Solved – Compare the output of a pooled model after multiple imputation vs model on combined long dataset

micemissing datamultiple-imputationr

My question is about differences in approaches to analysing data generated with Multiple-Imputation via Chained Equations.

I am using the R-package: MICE

Broadly my query describes the following siutation:

  1. Take a dataset X missing values of some variables 1,2,3.
  2. Apply Multiple Imputation via Chained Equations.
  3. Generate Z complete datasets

Impute Data
imputed <- mice(data = heartattack, m =20, maxit = 50, seed = 100)

  1. Compare two different approaches to analysing that data

My question is whether the output of the next two steps should be the same (I think not but am new to MICE so want to check):

1) Combine the multiple complete datasets into a single long dataset.
Run a model (say logistic regression) on this long-combined dataset.

imputed_long <- complete(imputed, "long")
imputed_long_model <- glm(attack~ smokes+female+hsgrad, family = binomial(), data = imputed_long)
imputed_long_OR <- exp(cbind(OR = coef(imputed_long_model), confint(imputed_long_model)))
imputed_long_summary <- summary(imputed_long_model)
imputed_long_summary <- cbind(imputed_long_OR, imputed_long_summary$coeffiecients)
imputed_long_summary

vs

2) Run the model on each imputed dataset and pool the results.

imputed_model <- with(imputed,glm(attack~ smokes+female+hsgrad, family = binomial()))
imputed_model_summary <- (summary(pool(imputed_model)))
imputed_model_OR <- exp(cbind(imputed_model_summary[,1],imputed_model_summary[,6],imputed_model_summary[,7]))
imputed_model_summary <- (cbind(imputed_model_OR,imputed_model_summary))
imputed_model_summary

I seem to get similar point estimates for the dependent variable effect-size but different 95% CIs (tighter 95% CIs in the long dataset model). I wondered if this is because the long-dataset model will only account for within-imputation model (i.e uncertainty in the model) but not the between-imputation variability – because by making the data into a single long dataset you have removed that.

My feeling from reading the literature is that Approach 2 (run on each imputed dataset then pool) is the correct one but would be grateful for feedback!

Please let me know if clarifications needed.

Best Answer

Short answer: your gut-feeling is right.

Longer answer: The strength of imputation lies in the pooling procedure. If you read the MICE manual, the writers go in depth about this. They state that imputation is not a technique that you apply to a dataset with missing data to complete the empty cells, but that it is a combination of setting up a strategy to replace missing data (using chained equations in the mice case), performing the analysis and subsequently pooling the result which answers your research question (i.e. the reason you performed the analysis). As such, these steps are mandatory.

Now, more specifically to your situation. In the original data with missings there might be data which is selectively missing. This could lead to bias. Moreover, most analyses require complete data on all variables, so you'll need to exclude cases or handle them in some way. Using imputation you complete the missing data with 'guestimates' based on the assumption your data is 'missing at random, conditional on known and observed data' (MAR). However, because these are guesses based on your data, you add some randomness and repeat this completion process multiple times in order to create a distribution of guesses.

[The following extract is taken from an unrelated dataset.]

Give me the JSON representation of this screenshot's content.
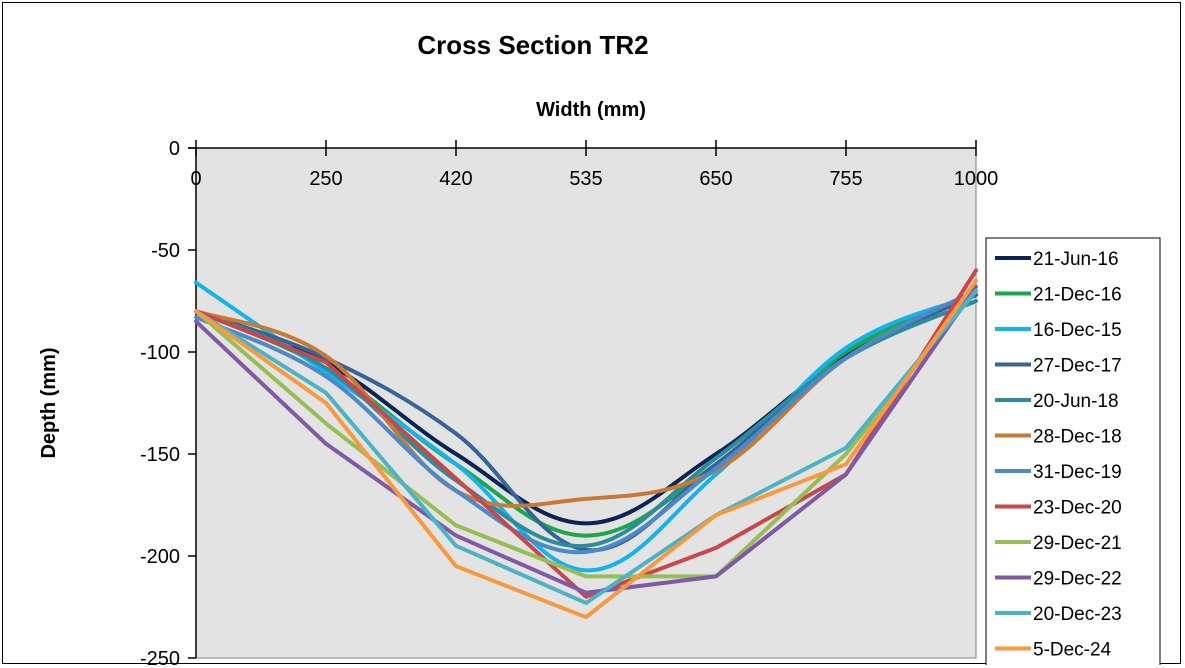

If you would analyse these data in the 'long' format you mention, you'd have basically pumped up your sample's size with a factor equal to the number of imputation sets! This will undoubtedly increase the precision of your estimates. But, this is wrong! Cases which were complete from the start will have been copied and more importantly, you did not take into account the uncertainty of your guestimates.

The better way therefore is to analyze the data per imputation set. This way you get an 'm' amount of results. However, you do not know which imputation set is the 'most correct' (if there even is such a dataset). As such the average coefficient of all models is your best estimate for the 'true' estimate. For the precision (and hypothesis testing/confidence intervals) you then need to appropriately handle the standard error. Now the uncertainty comes into play. Using Rubins rules you average the standard errors of all and add 'a little extra' to represent the variation of the estimates across imputation sets.

Conclusion

Finally, creating your confidence intervals and performing your hypothesis tests using these pooling rules usually decreases bias and biased inferences compared to a complete case analysis. Compared to your long-format dataset, the coefficient might be pretty similar, but as you and your gut-feeling rightly pointed out, the results are way to precise (too narrow confidence intervals; too low p-values) than can actually should be concluded from these imputation analyses.